Saturday, June 15, 2024

Dog walk, sans Lilith (Volcano)

 

About a quarter mile ahead of me as I walked back on Haunani Road, a large white dog stopped; she was with a thin man, which was all I could see of him. The man tried half-heartedly to get his dog to move, but she (she was Sheba!) was more interested in my long approach down the road, past the car graveyard and the house with screens hanging from their frames. Her person had kind eyes, set in a wrinkled face, a mouth with few teeth, and a knit cap on top. We talked. His elderly mom had lived in the basement of his house; he brought her here from LA. He can't even stand Hilo, he loves it here so much. He lives on the private road where a man (named Shawn, as it turned out) had screamed at me a couple of years ago. "He's especially bad with women," said P. I said I could tell. 
 
Up Maile, I saw a much bigger dog--Akita--on a rope held by his person, another wrinkled guy with a glimmer in his eye.
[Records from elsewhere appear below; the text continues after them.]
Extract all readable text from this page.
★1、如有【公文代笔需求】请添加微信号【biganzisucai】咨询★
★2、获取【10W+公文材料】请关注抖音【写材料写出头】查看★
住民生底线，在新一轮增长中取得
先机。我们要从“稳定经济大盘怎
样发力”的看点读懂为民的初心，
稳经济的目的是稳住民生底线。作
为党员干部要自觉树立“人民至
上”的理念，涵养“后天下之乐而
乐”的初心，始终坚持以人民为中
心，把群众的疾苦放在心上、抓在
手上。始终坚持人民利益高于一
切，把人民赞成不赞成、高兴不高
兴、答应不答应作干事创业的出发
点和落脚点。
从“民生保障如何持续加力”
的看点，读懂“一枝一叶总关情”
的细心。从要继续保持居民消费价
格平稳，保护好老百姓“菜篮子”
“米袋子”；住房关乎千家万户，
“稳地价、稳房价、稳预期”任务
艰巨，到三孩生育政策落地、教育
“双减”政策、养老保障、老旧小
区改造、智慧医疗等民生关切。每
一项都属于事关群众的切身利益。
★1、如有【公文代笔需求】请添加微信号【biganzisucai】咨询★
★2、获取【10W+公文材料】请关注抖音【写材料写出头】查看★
I told him I'd often seen the dog (named Mana) by himself, loping down this very road, sometimes with the man in a beat-up car trailing him. Turned out both our dogs are hunters (though little Lilith is not on this trip). Mana had attacked a pig nearby, took his ear off, went after his neck but couldn't bite through the ridge. The man's name was Shawn, but he was not the same Shawn. "I had my .45 with me, and I thought of using it on the poor pig, but I'm not a killer, so I couldn't. The pig looked at me and said, leave me alone, so now there's a one-eared pig out there somewhere." He'd gone home and cried.
I told him I appreciated the fact that he had such a weapon and didn't use it. He hitched up his jacket, so I could see the pistol on his belt. There are gangs around here, he said, and he's interrupted three robberies. They chased him around Volcano village at 60 miles an hour the other day. "We're going to get you, Shawn," they yelled. 
 
He'd commented on my KC cap. I said it was the Monarchs, from the Negro Leagues Museum in KC. He thought my hat was "politically correct." "You could see why the white guys didn't want to play them," he opined. They were bred . . . I broke in to say that no one is bred for baseball. "Oh, as athletes, he said." I responded that the Black players were like the local Japanese ones, chips on their shoulders, shitty fields to play on, needing to prove themselves. 
 
He was from Kansas he said. Did I know why Lawrence is such a beautiful town? (So liberal it's crazy, he said, and I responded that that's probably why I liked it, along with having friends there.) Cuz the Jesse James gang burned it down. "Was that before the Civil War?" I asked. He looked pleased and said, yes, Bleeding Kansas. Missouri wanted to be a slave state so they came and burned Lawrence down. It was rebuilt as a beautiful, tree-lined place.
 
We shook hands (my second hand shake in half an hour) and I walked home. No dog, but a story.